Tanja Wieland-Lieb gehört zum Team, seit es das Zahnmobil gibt. Direkt nach ihrer Ausbildung als Zahnmedizinische Fachangestellte hat sie sich bei der Caritas beworben. Und ist geblieben. Anders als die Ärzte, die nur alle paar Wochen dabei sind, kennt Tanja Wieland-Lieb die Patienten. So kann sie auch verhindern, dass sich jemand mit Schmerzmitteln eindeckt, der am Vortag schon welche bekommen hat. "Einer muss den Überblick haben", stellt sie fest. Heute arbeitet sie mit dem Lübecker Zahnarzt Dr. Andreas Zettler zusammen. Er gehört seit acht Jahren zum Team. Seine Motivation: "Ich wollte bewusst in einem ganz anderen Setting arbeiten und Menschen mit dem helfen, was ich gelernt habe." Als gläubigen Christen leitet ihn dabei die Aussage Jesu: "Was ihr einem dieser Ärmsten getan habt, das habt ihr mir getan." Viele, mit denen er hier zu tun hat, hätten die Erfahrung gemacht, dass sie übersehen und übergangen werden. "Wenn sie sich hier als Menschen gesehen fühlen, dann sagen sie zu ihren Freunden: ‚Zahnmobil, da kannst du hingehen!‘ Für viele ist das Zahnmobil die Rettung." Andreas Zettler ist beeindruckt von den Schicksalen, die er quasi nebenbei mitbekommt. "Manchmal wünsche ich mir, dass ich mehr Zeit hätte, mit den Menschen zu schnacken." Als Arzt reizt ihn außerdem die Erfahrung, "mit Basic-Zahnmedizin entscheidend weiterhelfen zu können. Das ist eine echte Bereicherung zum normalen Praxisbetrieb."

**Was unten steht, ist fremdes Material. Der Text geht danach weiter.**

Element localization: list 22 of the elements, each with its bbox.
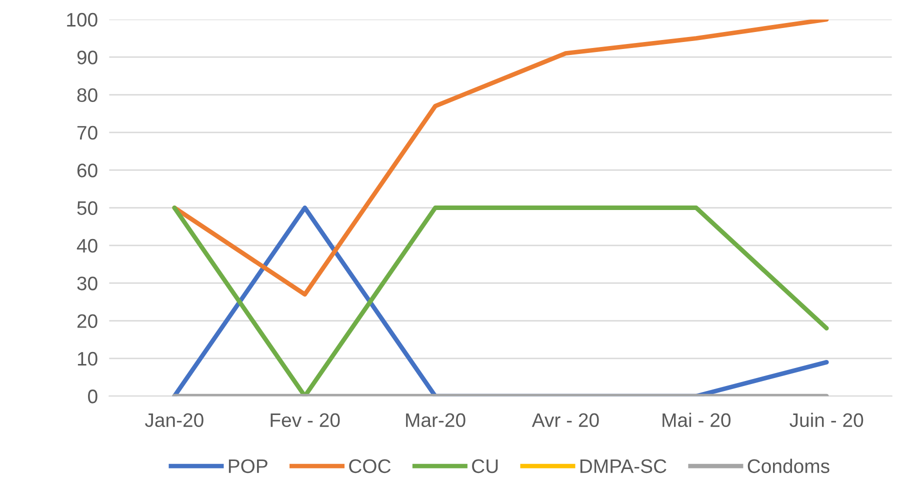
x-tick-label: Mar-20 <box>406 413 466 428</box>
x-tick-label: Juin - 20 <box>790 412 864 428</box>
y-tick-label: 30 <box>77 276 98 290</box>
y-tick-label: 60 <box>77 164 98 178</box>
x-tick-label: Fev - 20 <box>270 413 340 428</box>
x-tick-label: Mai - 20 <box>662 412 731 428</box>
y-tick-label: 80 <box>77 88 98 102</box>
legend-label: Condoms <box>748 458 830 474</box>
y-tick-label: 100 <box>67 12 98 27</box>
y-tick-label: 20 <box>77 314 98 328</box>
legend-label: COC <box>349 459 391 474</box>
legend-label: DMPA-SC <box>580 459 666 474</box>
x-tick-label: Jan-20 <box>144 413 204 428</box>
y-tick-label: 90 <box>77 50 98 64</box>
legend-label: POP <box>228 459 268 474</box>
legend-label: CU <box>472 459 498 474</box>
x-tick-label: Avr - 20 <box>532 413 599 428</box>
y-tick-label: 70 <box>77 126 98 140</box>
y-tick-label: 50 <box>77 201 98 215</box>
y-tick-label: 0 <box>88 390 98 404</box>
y-tick-label: 40 <box>76 238 98 253</box>
y-tick-label: 10 <box>78 352 98 366</box>
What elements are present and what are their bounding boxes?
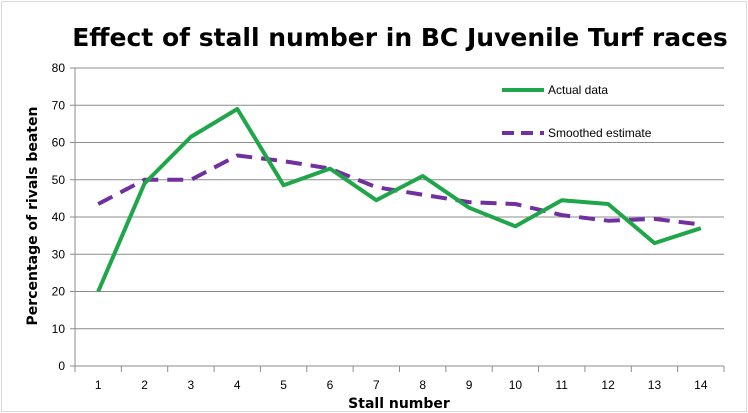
y-tick-label: 30	[52, 247, 66, 261]
x-tick-label: 12	[601, 378, 615, 392]
legend-label: Smoothed estimate	[548, 126, 652, 140]
actual-data-line	[96, 107, 702, 293]
x-tick-label: 2	[141, 378, 148, 392]
x-tick-label: 7	[373, 378, 380, 392]
x-axis-title: Stall number	[348, 396, 450, 411]
x-tick-label: 5	[280, 378, 287, 392]
y-tick-label: 50	[52, 173, 66, 187]
x-tick-label: 14	[694, 378, 708, 392]
y-tick-label: 80	[52, 61, 66, 75]
x-tick-label: 3	[188, 378, 195, 392]
chart-title: Effect of stall number in BC Juvenile Tu…	[72, 23, 728, 52]
y-tick-label: 10	[52, 322, 66, 336]
y-tick-label: 70	[52, 98, 66, 112]
x-tick-label: 4	[234, 378, 241, 392]
y-tick-label: 40	[52, 210, 66, 224]
y-tick-label: 20	[52, 285, 66, 299]
x-tick-label: 11	[556, 378, 569, 392]
series-lines	[96, 107, 702, 293]
legend: Actual data Smoothed estimate	[502, 83, 652, 140]
grid-lines	[75, 67, 724, 330]
x-tick-label: 8	[419, 378, 426, 392]
x-tick-label: 10	[509, 378, 523, 392]
x-tick-label: 6	[327, 378, 334, 392]
y-tick-label: 60	[52, 136, 66, 150]
x-tick-label: 9	[466, 378, 473, 392]
smoothed-estimate-line	[97, 153, 702, 227]
y-tick-label: 0	[58, 359, 65, 373]
y-axis-title: Percentage of rivals beaten	[25, 107, 41, 326]
x-tick-label: 13	[648, 378, 662, 392]
x-tick-label: 1	[95, 378, 102, 392]
legend-label: Actual data	[548, 83, 608, 97]
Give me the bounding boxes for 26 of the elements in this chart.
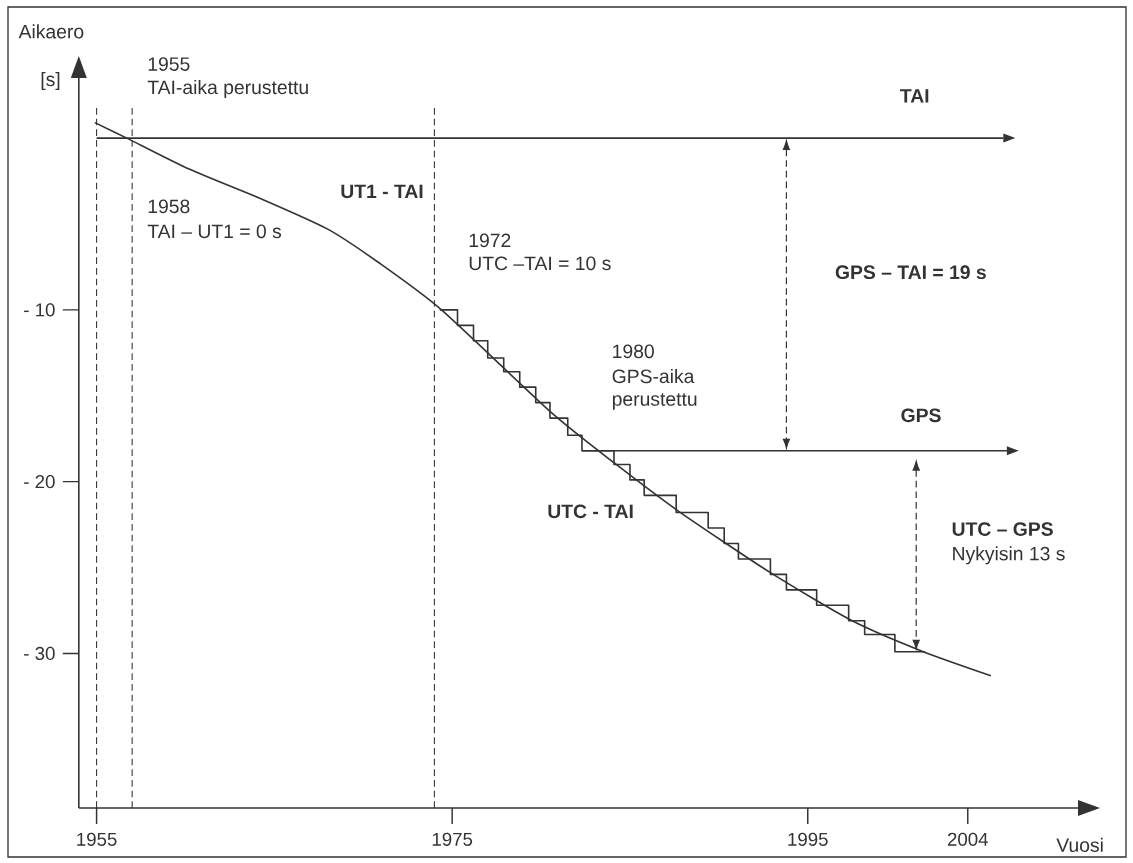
annotation: UTC – GPS xyxy=(952,522,1053,536)
annotation: UTC –TAI = 10 s xyxy=(469,256,611,271)
y-tick-label: - 20 xyxy=(24,475,55,489)
x-tick-label: 1955 xyxy=(77,832,117,846)
series-label: UT1 - TAI xyxy=(341,184,423,199)
y-tick-label: - 10 xyxy=(24,303,55,317)
annotation: TAI-aika perustettu xyxy=(147,79,308,98)
y-tick-label: - 30 xyxy=(24,646,55,661)
x-tick-label: 1995 xyxy=(788,832,828,846)
series-label: TAI xyxy=(900,89,929,103)
text: [s] xyxy=(41,71,60,90)
x-axis-title: Vuosi xyxy=(1056,837,1103,852)
annotation: perustettu xyxy=(612,393,697,410)
annotation: 1972 xyxy=(469,233,511,248)
x-tick-label: 1975 xyxy=(432,832,473,846)
text: 1955 xyxy=(148,57,190,71)
annotation: 1958 xyxy=(148,199,190,214)
series-label: GPS xyxy=(901,408,941,423)
annotation: GPS – TAI = 19 s xyxy=(835,265,986,280)
y-axis-title: Aikaero xyxy=(18,24,84,39)
annotation: Nykyisin 13 s xyxy=(953,546,1065,565)
series-label: UTC - TAI xyxy=(548,504,633,519)
annotation: GPS-aika xyxy=(612,368,695,384)
x-tick-label: 2004 xyxy=(947,832,988,846)
annotation: TAI – UT1 = 0 s xyxy=(147,224,282,239)
annotation: 1980 xyxy=(613,344,654,359)
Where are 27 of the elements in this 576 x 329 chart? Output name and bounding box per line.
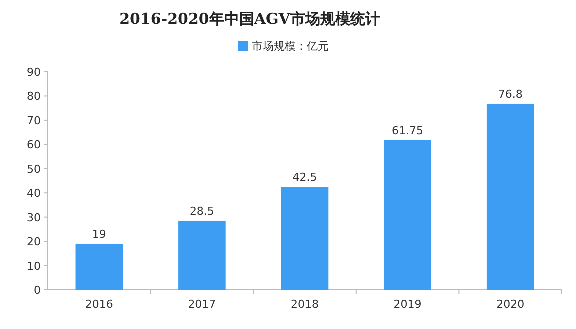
y-tick-label: 0 [34, 284, 41, 297]
y-tick-label: 10 [27, 260, 41, 273]
x-tick-label: 2016 [85, 298, 114, 311]
chart-title: 2016-2020年中国AGV市场规模统计 [120, 10, 380, 28]
x-tick-label: 2017 [188, 298, 216, 311]
y-tick-label: 40 [27, 187, 41, 200]
data-label: 61.75 [392, 124, 424, 138]
x-tick-label: 2020 [496, 298, 525, 311]
legend-label: 市场规模：亿元 [252, 40, 329, 53]
y-tick-label: 60 [27, 138, 41, 152]
data-label: 28.5 [190, 204, 214, 218]
bar [76, 244, 124, 290]
bar [281, 187, 329, 290]
y-tick-label: 80 [27, 90, 41, 104]
data-label: 42.5 [292, 171, 318, 184]
y-tick-label: 30 [27, 211, 41, 224]
bar [486, 104, 534, 290]
y-tick-label: 70 [27, 114, 41, 128]
y-tick-label: 50 [27, 162, 41, 176]
y-tick-label: 90 [27, 66, 41, 79]
bar [384, 140, 432, 290]
y-tick-label: 20 [27, 236, 41, 249]
x-tick-label: 2018 [291, 298, 319, 311]
bar [178, 220, 226, 290]
x-tick-label: 2019 [394, 298, 422, 311]
data-label: 19 [92, 228, 106, 241]
data-label: 76.8 [498, 88, 523, 101]
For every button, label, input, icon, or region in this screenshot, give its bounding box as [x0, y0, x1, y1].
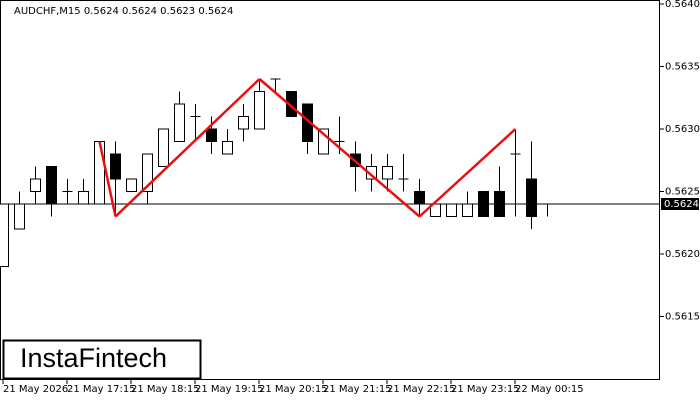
- candle-body: [30, 178, 41, 192]
- candle-body: [414, 191, 425, 205]
- logo: InstaFintech: [20, 343, 167, 373]
- candle-body: [14, 203, 25, 230]
- candle-body: [254, 91, 265, 130]
- y-tick-label: 0.5640: [665, 0, 700, 10]
- y-tick-label: 0.5625: [665, 187, 700, 198]
- candle-body: [46, 166, 57, 205]
- x-tick-label: 21 May 2026: [3, 384, 68, 395]
- x-tick-label: 21 May 23:15: [451, 384, 520, 395]
- candle-body: [366, 166, 377, 180]
- plot-frame: [0, 0, 660, 380]
- x-tick-label: 21 May 18:15: [131, 384, 200, 395]
- x-tick-label: 21 May 21:15: [323, 384, 392, 395]
- pattern-line: [114, 78, 261, 218]
- candle-body: [318, 128, 329, 155]
- chart-title: AUDCHF,M15 0.5624 0.5624 0.5623 0.5624: [14, 6, 233, 17]
- candle-body: [286, 91, 297, 117]
- x-tick-label: 21 May 19:15: [195, 384, 264, 395]
- candle-body: [222, 141, 233, 155]
- x-tick-label: 21 May 17:15: [67, 384, 136, 395]
- y-tick-label: 0.5630: [665, 124, 700, 135]
- last-price-box: [661, 198, 699, 210]
- last-price-label: 0.5624: [664, 199, 699, 210]
- candle-body: [238, 116, 249, 130]
- y-tick-label: 0.5615: [665, 312, 700, 323]
- candle-body: [174, 103, 185, 142]
- candle-body: [94, 141, 105, 205]
- candle-body: [78, 191, 89, 205]
- candle-body: [206, 128, 217, 142]
- candle-body: [302, 103, 313, 142]
- candle-body: [110, 153, 121, 180]
- candle-body: [446, 203, 457, 217]
- pattern-line: [418, 128, 517, 218]
- pattern-line: [258, 78, 421, 218]
- candle-body: [526, 178, 537, 217]
- candle-body: [462, 203, 473, 217]
- candle-body: [0, 203, 9, 267]
- candle-body: [158, 128, 169, 167]
- y-tick-label: 0.5635: [665, 62, 700, 73]
- y-tick-label: 0.5620: [665, 249, 700, 260]
- candle-body: [126, 178, 137, 192]
- logo-box: [2, 339, 202, 380]
- pattern-line: [98, 141, 117, 217]
- x-tick-label: 21 May 20:15: [259, 384, 328, 395]
- candle-body: [142, 153, 153, 192]
- candle-body: [382, 166, 393, 180]
- x-tick-label: 22 May 00:15: [515, 384, 584, 395]
- x-tick-label: 21 May 22:15: [387, 384, 456, 395]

"Ich weiß nicht, was ich ohne euch getan hätte."
Aissa Amsir ist heute sein erster Patient. Er leidet an einer schmerzhaften Infektion: "Das war total vereitert. Gestern haben sie im Zahnmobil schon alles rausgeholt und mir Antibiotika gegeben." Nun geht es ihm bereits viel besser: "Das war die erste Nacht, in der ich wieder ohne Schmerzen schlafen konnte." Andreas Zettler hat heue den restlichen Eiter abfließen lassen. "Die Tabletten soll ich weiter nehmen. Und falls es wieder schlimmer wird, kann ich nochmal kommen." Begleitet wird der 22-Jährige von seinem Freund Mischa Bahnen. Der hatte ihm zunächst Schmerzmittel besorgt. Als die nicht mehr halfen, suchte er im Internet nach einer kostenfreien Zahnbehandlung, denn Aissa Amsir, der seit drei Jahren in Hamburg lebt, hat keine Krankenversicherung. Jetzt geht er erleichtert nach Hause: "Vielen Dank für eure Hilfe! Ich weiß nicht, was ich ohne euch getan hätte."
Der nächste Notfall wartet schon: Angst vorm Zahnarzt hat Max Kaißer wochenlang davon abgehalten, sich Hilfe zu suchen. "Hier hat es mich auch Überwindung gekostet, aber der Arzt war ja nett und freundlich." Andreas Zettler diagnostiziert bei ihm eine tiefe Karies und eine Zahnnerv-Entzündung. Vom Zahnmobil hat Max Kaißer durch seine Sozialarbeiterin erfahren. Versichert ist er nicht. Immerhin ist der Berliner, der im vergangenen Sommer nach Hamburg kam, nicht mehr obdachlos: "Seit Dezember wohne ich in einer kleinen Hütte. Ich bin froh, dass ich ein Dach überm Kopf habe, in einem warmen Bett schlafen und duschen kann." Vermutlich war der 28-Jährige heute nicht zum letzten Mal im Zahnmobil: "Ich habe da vorne noch einen Zahn, der gemacht werden muss..." Angst vorm Zahnarzt muss er ja nun nicht mehr haben.